From this narrow framework it is fair to say that the Fed was right to begin the normalisation process.

What the Fed misunderstood, and what has been picked up by some of their officials, is that a significant negative feedback loop has developed between tighter Fed policy, the stronger dollar, financial markets, global economic growth and inflation.

Although the Fed funds rate increased for the first time in this cycle in December, the Fed actually began to tighten significantly as soon as they began to taper their asset purchases. This can be seen in the sharp increase in the Shadow Federal Funds Rate (“SFFR”) (which takes account of the impact of quantitative easing) and significant increase in the trade weighted dollar since early 2014.

As the dollar appreciated significantly financial conditions tightened across many emerging markets, weighing on growth, encouraging capital outflows and contributing to increased financial stress that was already being pushed up by deteriorating growth in China and the unwinding of the commodity boom.

As was clear from last week’s meeting, the Fed is rightly much more nervous when it looks at the global economy and financial markets, as historically increased financial stress has fed through to weaken the real economy.

Keeping policy loose for longer does increase the risk that they will temporarily rise above 2% but having missed their inflation target for so long, a period of above target inflation wouldn't be the worst mistake that they could make!

On the other hand tightening too aggressively would be a big mistake given the poor shape of the rest of the world and fragility of financial markets.

All in all this episode demonstrates just how complicated it is for the world’s most important central bank to begin normalisation policy on its own when much of the rest of the world needs easier monetary policy.

Bob Baur: Actually, if anything, the move may have been a little too late as we are getting late in the business cycle and more typically the Fed starts its monetary transition a little earlier, so it could have happened a while ago.

It is possible that the Fed it is a bit behind the inflation curve; the price deflator for core personal consumption expenditures is rising at a 1.8% pace, up from 1.7% at the prior reading and 1.3% not long before that. This 1.8% rate is very near the Fed’s target. The core consumer price index is 2.2% and accelerating, wage growth is picking up fairly nicely, labour force participation rate is coming up and labour slack is clearly shrinking so it was timely on the Fed’s part to get started.

It is true that the rate hike has been hard on emerging markets. However, this is less a result of the Fed and more a result of the strong dollar which has already been surging for 18-20 months.
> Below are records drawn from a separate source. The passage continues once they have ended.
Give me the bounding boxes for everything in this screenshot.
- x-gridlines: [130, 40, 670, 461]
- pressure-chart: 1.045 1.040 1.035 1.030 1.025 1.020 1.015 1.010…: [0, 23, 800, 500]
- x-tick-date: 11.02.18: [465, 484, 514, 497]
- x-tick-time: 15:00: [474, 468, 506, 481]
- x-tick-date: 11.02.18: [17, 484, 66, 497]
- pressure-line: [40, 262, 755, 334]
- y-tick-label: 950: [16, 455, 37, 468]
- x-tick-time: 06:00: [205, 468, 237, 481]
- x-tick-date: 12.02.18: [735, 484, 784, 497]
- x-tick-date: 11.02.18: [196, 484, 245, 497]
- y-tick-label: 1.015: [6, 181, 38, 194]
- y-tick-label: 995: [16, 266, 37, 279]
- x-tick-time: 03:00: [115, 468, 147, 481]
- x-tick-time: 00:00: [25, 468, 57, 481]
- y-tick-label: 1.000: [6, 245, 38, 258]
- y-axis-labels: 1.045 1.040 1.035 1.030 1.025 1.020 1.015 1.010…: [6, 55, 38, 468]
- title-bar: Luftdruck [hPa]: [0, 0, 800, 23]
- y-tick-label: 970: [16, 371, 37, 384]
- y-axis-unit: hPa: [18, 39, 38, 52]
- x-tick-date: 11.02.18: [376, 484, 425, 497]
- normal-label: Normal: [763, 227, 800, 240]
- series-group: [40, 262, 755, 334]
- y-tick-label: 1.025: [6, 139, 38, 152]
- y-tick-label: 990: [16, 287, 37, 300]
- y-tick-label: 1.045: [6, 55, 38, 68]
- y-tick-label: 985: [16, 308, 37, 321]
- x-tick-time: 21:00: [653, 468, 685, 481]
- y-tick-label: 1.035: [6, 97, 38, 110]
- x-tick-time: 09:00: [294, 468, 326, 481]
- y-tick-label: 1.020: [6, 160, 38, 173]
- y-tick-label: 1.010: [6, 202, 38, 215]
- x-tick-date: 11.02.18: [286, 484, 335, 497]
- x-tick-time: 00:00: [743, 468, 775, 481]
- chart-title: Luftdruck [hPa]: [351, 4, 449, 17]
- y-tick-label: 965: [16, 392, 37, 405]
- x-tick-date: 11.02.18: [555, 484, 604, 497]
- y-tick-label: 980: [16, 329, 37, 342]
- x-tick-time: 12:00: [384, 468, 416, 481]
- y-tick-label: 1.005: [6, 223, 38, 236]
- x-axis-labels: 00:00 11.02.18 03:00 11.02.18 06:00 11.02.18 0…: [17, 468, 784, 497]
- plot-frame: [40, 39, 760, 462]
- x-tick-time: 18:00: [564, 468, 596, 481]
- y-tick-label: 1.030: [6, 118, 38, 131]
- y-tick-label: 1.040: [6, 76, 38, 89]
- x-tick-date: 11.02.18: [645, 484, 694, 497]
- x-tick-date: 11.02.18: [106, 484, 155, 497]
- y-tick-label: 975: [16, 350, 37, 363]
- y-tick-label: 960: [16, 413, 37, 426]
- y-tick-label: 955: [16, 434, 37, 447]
Liquidity has been shrinking but the strong dollar is really helpful in some sense for emerging markets as it is re-distributing the reasonably robust growth in the U.S to the rest of the world, which is positive.

The volatility in January and February didn't really have anything to do with the Fed’s decision as this was the final capitulation of the plunge in oil prices and the strong dollar.

Daniel Morris: We don't see it as a dramatic or gross policy error. I tend to agree that if they had done it in September, certainly without the comments they gave relating to concern about external factors, it would have given us less volatility subsequently. When they raised that as a more prominent concern then we had anticipated we were then left thinking, ‘what did they feel about the external markets and how that would reflect their decisions’. This means that there is much less clarity on what the path is going to be going forwards.

From a fundamental U.S economic growth point of view, it was justifiable even back in September to have done a hike. Whether this would have necessarily prevented the volatility in the markets that we saw at the beginning of the year is not necessarily true.

There was never going to be an ideal time for them to suddenly go from these very low interest rates to a hike without it having some kind of impact.